Component Description
Role What the persona does
Input What the persona expects to receive
Style How the persona communicates
Constraints Rules and limitations
Expected Output Deliverable format
Archetype Behavioral pattern
Responsibilities Specific duties
Role Skills Technical skills
Role Collaborators Who the persona works with
Role Adoption Checklist Steps to adopt the persona

Find, Create, Critique (FCC)

The three-phase workflow cycle:

  • Find: Research and gather information. Identify what exists, what is missing, and what needs to change.
  • Create: Produce artifacts -- code, documents, designs, tests. Apply persona expertise to generate deliverables.
  • Critique: Review and evaluate artifacts against quality gates. Provide structured feedback and improvement recommendations.

Persona Categories

The 102 personas are organized into 20 categories:

Category Count Focus
core 5 Base FCC workflow roles
integration 8 Cross-system integration
governance 4 Quality and compliance
stakeholder 5 Business and user perspectives
champion 4 Team coordination
ux_visualization 3 User experience
protocol_engineering 3 Protocol design
jv_governance 3 Joint venture management
open_science 3 Open science compliance
responsible_ai 3 AI ethics
jv_collaboration 3 JV collaboration
docs_as_code 3 Documentation
privacy 3 Privacy engineering
knowledge_graph 3 Knowledge management
local_first_ai 3 Edge/local AI
data_engineering 6 Data pipelines
ml_lifecycle 9 ML operations
ml_models 11 Model development
devops 3 DevOps practices
app_development 2 Application building

Frequently Asked Questions

Do I need all 11 projects?

No. Start with the FCC hub (Tier 0). Add other projects as your needs grow. Each project is independently installable.

Can I use FCC without AI?

Yes. The simulation engine has a deterministic mock mode that requires no AI provider.
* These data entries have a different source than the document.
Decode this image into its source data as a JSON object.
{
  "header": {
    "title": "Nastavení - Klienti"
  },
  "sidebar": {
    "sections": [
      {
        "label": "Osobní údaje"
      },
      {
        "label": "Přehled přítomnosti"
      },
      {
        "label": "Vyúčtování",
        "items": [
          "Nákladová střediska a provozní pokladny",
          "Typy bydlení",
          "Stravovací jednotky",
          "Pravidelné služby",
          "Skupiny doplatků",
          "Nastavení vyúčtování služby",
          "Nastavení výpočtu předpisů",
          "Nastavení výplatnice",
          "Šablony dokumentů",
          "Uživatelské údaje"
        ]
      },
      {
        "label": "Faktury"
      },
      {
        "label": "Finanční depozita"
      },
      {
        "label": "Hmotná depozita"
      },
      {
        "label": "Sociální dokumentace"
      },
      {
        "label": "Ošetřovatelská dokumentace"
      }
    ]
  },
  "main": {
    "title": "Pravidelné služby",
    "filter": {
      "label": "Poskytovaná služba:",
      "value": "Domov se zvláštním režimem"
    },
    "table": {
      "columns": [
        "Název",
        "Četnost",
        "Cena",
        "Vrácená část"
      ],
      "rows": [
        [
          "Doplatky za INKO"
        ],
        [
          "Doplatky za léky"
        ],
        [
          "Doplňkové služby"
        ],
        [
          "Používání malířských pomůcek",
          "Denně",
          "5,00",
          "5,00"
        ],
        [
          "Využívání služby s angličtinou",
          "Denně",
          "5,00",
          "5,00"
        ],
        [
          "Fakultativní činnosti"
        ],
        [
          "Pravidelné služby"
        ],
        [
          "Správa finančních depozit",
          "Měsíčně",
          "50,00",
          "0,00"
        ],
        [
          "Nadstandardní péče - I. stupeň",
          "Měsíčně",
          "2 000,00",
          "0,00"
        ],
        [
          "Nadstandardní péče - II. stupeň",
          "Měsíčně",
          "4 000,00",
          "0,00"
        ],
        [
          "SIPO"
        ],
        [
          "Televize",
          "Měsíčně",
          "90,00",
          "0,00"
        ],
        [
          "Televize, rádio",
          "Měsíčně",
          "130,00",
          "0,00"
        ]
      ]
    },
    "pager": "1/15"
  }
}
All personas, workflows, and quality gates work without AI.

How do I add a new project to the ecosystem?

  1. Define your project's A2A Agent Cards.
  2. Register your project's MCP tools (if any).
  3. Connect to the EventBus via the WebSocket or SSE bridge.
  4. Register with the JV Partnership Registry for governance tracking.

What is the difference between FCC and PAOM?
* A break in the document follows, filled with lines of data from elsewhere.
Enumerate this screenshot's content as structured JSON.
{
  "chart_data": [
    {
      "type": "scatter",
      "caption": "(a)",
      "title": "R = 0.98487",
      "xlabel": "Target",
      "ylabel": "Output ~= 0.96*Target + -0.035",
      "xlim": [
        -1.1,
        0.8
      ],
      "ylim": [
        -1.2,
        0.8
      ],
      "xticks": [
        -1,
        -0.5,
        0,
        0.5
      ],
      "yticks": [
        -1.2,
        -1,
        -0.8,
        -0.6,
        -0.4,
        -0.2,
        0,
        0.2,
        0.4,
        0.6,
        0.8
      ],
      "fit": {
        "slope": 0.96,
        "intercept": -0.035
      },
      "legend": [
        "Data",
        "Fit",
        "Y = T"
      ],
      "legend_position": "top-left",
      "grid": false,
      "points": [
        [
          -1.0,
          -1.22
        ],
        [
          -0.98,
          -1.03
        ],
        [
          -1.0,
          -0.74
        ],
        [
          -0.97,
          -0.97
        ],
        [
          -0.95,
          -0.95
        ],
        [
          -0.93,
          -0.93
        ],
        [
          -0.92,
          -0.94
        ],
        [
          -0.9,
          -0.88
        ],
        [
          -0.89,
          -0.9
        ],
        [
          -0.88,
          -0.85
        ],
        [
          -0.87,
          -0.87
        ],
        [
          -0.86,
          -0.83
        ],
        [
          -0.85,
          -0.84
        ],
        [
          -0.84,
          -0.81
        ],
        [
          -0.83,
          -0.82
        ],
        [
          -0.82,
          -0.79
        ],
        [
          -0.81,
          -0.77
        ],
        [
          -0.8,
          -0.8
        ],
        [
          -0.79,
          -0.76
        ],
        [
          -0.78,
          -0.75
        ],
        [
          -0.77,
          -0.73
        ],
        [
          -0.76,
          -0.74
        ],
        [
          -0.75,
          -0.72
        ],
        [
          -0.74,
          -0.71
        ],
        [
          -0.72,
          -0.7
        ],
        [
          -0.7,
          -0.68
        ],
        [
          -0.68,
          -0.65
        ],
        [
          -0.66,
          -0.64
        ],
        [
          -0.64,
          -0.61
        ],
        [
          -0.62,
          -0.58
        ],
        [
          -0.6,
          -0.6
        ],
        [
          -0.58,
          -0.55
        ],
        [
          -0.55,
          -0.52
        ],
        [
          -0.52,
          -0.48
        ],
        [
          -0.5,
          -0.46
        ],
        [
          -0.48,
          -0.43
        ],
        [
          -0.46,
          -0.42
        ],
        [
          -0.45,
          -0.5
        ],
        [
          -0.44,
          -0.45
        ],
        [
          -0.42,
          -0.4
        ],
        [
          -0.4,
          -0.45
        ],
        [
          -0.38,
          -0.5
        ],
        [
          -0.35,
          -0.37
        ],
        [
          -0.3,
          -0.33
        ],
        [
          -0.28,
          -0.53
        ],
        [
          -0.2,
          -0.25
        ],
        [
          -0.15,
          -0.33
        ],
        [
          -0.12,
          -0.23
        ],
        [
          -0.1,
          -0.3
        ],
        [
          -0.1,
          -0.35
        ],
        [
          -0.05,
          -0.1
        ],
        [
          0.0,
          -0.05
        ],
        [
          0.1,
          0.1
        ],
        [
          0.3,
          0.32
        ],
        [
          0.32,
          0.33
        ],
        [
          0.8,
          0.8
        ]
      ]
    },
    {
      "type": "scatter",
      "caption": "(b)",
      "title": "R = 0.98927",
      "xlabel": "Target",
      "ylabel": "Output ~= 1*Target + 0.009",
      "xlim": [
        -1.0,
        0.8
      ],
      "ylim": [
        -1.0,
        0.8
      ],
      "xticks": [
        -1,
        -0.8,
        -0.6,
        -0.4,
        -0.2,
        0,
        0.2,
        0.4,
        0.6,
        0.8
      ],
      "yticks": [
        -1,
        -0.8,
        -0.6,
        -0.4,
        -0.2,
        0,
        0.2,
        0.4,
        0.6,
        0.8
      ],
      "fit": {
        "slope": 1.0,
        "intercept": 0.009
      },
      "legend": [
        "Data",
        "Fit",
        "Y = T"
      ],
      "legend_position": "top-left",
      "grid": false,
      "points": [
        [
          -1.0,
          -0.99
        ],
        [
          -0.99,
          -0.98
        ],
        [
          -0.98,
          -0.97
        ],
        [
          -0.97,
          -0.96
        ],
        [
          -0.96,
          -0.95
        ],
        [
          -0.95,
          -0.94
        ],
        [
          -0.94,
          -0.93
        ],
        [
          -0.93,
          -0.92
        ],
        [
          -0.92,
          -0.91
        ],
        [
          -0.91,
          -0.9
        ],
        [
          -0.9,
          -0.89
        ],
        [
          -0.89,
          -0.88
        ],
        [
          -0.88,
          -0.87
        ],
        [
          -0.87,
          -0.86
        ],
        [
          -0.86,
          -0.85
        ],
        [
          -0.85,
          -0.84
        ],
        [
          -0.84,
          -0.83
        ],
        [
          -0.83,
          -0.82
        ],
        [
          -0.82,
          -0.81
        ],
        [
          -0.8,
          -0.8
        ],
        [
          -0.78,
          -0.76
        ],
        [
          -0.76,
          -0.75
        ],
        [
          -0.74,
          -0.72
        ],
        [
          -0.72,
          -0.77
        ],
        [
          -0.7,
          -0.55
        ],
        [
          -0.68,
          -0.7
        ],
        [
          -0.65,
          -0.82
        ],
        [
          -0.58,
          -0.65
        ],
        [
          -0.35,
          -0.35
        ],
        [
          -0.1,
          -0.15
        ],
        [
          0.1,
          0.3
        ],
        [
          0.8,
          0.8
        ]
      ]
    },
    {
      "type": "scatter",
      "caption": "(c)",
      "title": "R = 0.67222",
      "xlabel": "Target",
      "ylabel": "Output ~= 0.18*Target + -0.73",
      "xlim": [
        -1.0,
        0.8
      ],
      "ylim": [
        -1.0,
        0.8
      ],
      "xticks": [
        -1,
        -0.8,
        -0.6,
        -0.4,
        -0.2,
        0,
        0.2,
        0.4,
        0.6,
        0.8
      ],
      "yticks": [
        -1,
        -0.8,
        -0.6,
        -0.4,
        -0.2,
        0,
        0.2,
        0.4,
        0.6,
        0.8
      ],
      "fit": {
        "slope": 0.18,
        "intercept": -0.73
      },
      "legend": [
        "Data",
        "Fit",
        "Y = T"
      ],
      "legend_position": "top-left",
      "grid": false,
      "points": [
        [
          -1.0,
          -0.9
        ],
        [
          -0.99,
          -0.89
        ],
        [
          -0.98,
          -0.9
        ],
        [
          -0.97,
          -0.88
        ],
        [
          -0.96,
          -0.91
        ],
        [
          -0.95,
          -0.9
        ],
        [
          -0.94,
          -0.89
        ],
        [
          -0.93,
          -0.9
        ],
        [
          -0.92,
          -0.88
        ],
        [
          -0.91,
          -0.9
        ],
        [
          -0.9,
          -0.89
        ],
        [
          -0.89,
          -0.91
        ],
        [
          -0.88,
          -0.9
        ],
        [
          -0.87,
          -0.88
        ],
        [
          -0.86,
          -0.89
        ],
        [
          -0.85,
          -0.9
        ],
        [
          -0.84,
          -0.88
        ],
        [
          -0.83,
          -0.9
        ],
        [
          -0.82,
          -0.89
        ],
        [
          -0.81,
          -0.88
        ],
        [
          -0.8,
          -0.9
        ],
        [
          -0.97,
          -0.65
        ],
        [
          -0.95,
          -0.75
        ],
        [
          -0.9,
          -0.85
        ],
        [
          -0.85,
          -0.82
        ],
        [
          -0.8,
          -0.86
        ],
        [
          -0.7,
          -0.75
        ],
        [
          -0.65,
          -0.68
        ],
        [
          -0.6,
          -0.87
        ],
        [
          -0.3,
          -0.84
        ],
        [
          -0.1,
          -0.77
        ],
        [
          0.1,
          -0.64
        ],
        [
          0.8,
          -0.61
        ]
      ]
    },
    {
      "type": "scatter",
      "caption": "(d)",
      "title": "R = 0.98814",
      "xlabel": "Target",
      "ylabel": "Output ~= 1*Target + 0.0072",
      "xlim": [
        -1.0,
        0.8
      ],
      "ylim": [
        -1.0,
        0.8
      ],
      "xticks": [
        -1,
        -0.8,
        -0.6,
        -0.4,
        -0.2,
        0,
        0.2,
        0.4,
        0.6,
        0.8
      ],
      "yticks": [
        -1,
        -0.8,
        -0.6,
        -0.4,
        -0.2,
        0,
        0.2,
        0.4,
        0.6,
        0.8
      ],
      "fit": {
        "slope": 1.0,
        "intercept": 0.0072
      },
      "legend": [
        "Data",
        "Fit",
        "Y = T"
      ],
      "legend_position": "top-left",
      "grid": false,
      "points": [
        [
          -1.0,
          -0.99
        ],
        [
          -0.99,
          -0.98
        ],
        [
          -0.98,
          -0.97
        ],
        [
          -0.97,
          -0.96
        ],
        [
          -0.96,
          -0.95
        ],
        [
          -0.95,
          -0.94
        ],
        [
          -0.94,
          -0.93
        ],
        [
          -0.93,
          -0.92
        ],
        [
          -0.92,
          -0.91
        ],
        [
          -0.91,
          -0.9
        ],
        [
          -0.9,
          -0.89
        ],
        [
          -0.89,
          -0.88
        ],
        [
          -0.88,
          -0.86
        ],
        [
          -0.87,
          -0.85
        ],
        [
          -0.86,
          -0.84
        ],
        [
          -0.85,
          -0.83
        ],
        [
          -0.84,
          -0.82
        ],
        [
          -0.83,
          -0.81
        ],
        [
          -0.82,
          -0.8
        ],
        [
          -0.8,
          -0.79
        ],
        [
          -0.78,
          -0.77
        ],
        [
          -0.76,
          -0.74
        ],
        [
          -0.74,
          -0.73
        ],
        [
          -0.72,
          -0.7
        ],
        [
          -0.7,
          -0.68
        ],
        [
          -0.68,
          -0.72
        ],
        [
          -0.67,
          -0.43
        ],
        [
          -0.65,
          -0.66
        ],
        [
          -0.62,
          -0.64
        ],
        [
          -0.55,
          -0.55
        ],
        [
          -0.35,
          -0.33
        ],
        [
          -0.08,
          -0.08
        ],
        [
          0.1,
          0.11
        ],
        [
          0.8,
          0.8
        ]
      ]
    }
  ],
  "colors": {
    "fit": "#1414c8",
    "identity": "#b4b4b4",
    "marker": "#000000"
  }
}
FCC owns and defines the framework (personas, workflows, R.I.S.C.E.A.R.). PAOM is a consumer that adds pattern-specific personas and tools. PAOM depends on FCC; FCC does not depend on PAOM.

Where are the Streamlit apps?

The apps/streamlit/ directory contains 10 Streamlit applications for visual exploration. Run them with streamlit run apps/streamlit/<app>.py.